Some statistics about the structure of Chinese Characters

Posted by mark October 8, 2010 in the Group General Discussion.

I now have some statistics to illustrate some facts about writen Chinese.  For the past year, or so, I have been working on a Web site that contains structural data about characters (see if you are curious).  Anyway, I generated some statistics about character structure based on the characters in the old HSK vocabulary list (a larger set than for the new HSK, and a well defined sub-universe of Chinese characters). 

The first column in the table below is the number of times a character can be broken down into simpler component characters or radicals.  For example, 好 -> 女 + 子.  子 could be broken down into 了 and 一, giving 好 a count of 2. The 11 characters that can't be broken down are characters like 一 and 乙, which are already pretty simple.

The second column is the number of times that a character participates in the formation of a more complex character.  In my example above, 女 and 子 would each get a count for their participation in 好.  Interestingly, while some characters are active joiners, about 80% are stay-at-homes that don't participate in character formation at all, at least, not until someone needs to invent a new character, or at least, not in the sub-universe of characters I chose to work with.

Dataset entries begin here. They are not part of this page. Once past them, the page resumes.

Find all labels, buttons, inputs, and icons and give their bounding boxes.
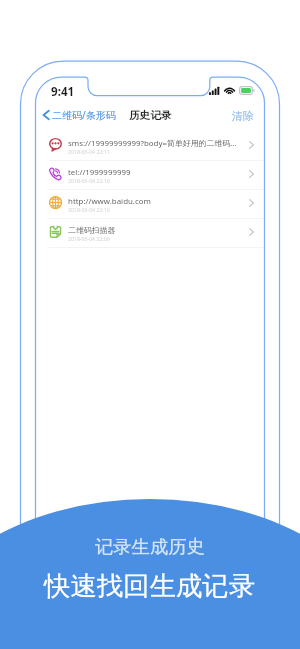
other: Wi-Fi [224,86,235,95]
staticText: sms://19999999999?body=简单好用的二维码... [68,138,237,149]
staticText: 二维码/条形码 [52,108,116,122]
staticText: 历史记录 [129,109,172,122]
staticText: 二维码扫描器 [68,225,116,235]
staticText: 2018-05-04 22:10 [68,206,110,213]
button[interactable]: http://www.baidu.com [0,190,300,219]
staticText: tel://1999999999 [68,167,131,178]
staticText: 快速找回生成记录 [44,570,256,603]
staticText: http://www.baidu.com [68,196,151,207]
staticText: 2018-05-04 22:11 [68,148,110,155]
button[interactable]: 二维码扫描器 [0,219,300,248]
staticText: 2018-05-04 22:09 [68,235,110,242]
button[interactable]: tel://1999999999 [0,161,300,190]
other: Battery [239,86,255,95]
button[interactable]: sms://19999999999?body=简单好用的二维码... [0,132,300,161]
button[interactable]: 清除 [232,109,254,123]
staticText: 记录生成历史 [95,535,205,558]
button[interactable]: 二维码/条形码 [42,108,116,122]
staticText: 清除 [232,109,254,123]
staticText: 2018-05-04 22:10 [68,177,110,184]
other: Cellular signal [209,86,220,95]
staticText: 9:41 [51,84,75,100]
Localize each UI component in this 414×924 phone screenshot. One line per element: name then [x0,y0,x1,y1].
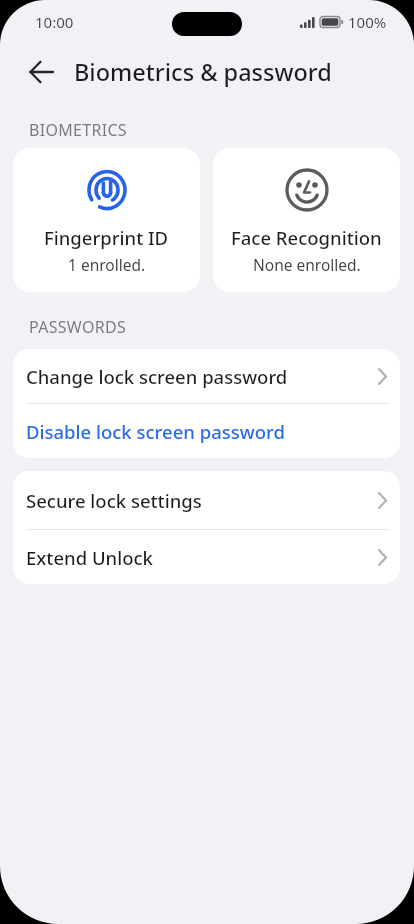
staticText: Fingerprint ID [44,225,169,250]
staticText: Change lock screen password [26,364,378,389]
button[interactable]: Extend Unlock [13,530,400,584]
staticText: 100% [348,12,387,32]
staticText: 10:00 [35,12,74,32]
staticText: Secure lock settings [26,488,378,513]
staticText: Face Recognition [231,225,382,250]
button[interactable] [16,44,68,100]
button[interactable]: Fingerprint ID [13,148,200,292]
staticText: Extend Unlock [26,545,378,570]
button[interactable]: Disable lock screen password [13,404,400,458]
button[interactable]: Secure lock settings [13,471,400,529]
staticText: Biometrics & password [74,56,332,88]
staticText: 1 enrolled. [68,254,146,275]
button[interactable]: Face Recognition [213,148,400,292]
staticText: Disable lock screen password [26,419,387,444]
staticText: None enrolled. [253,254,361,275]
staticText: PASSWORDS [29,316,127,338]
button[interactable]: Change lock screen password [13,349,400,403]
staticText: BIOMETRICS [29,119,127,141]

0:               11    2219
1:             533      218
2:             845        94
3:             951        69

4:             432        60

5:              66        38
6:                4        23
7:                0        15
8:                0        13
9:                0        15
10 or more:   0        78

While these statistics are only for a limitted subset of all Chinese characters, I am confident you would see a similar pattern with any other reasonable sized set of Chinese characters.  Also, another person might decompose characters differently than I have.  However, it is only the last level of decomposition into "simplest" elements that is more of an art than a science.  Most decompositions are from one commonly used character into a couple other commonly used characters, like my example with 好.  There seem to be two forces operating.  One is combining a relatively small number of fixed elements to make a large number of characters.  The other is a limit on the acceptable complexity of a character.  The typical character has gone through 2 or three levels of compounding, and is a leaf node in the formation process.

Well, I don't actually know how characters were formed.  It is just my hypothesis from analyzing their appearance.  Perhaps, it is a useful observation.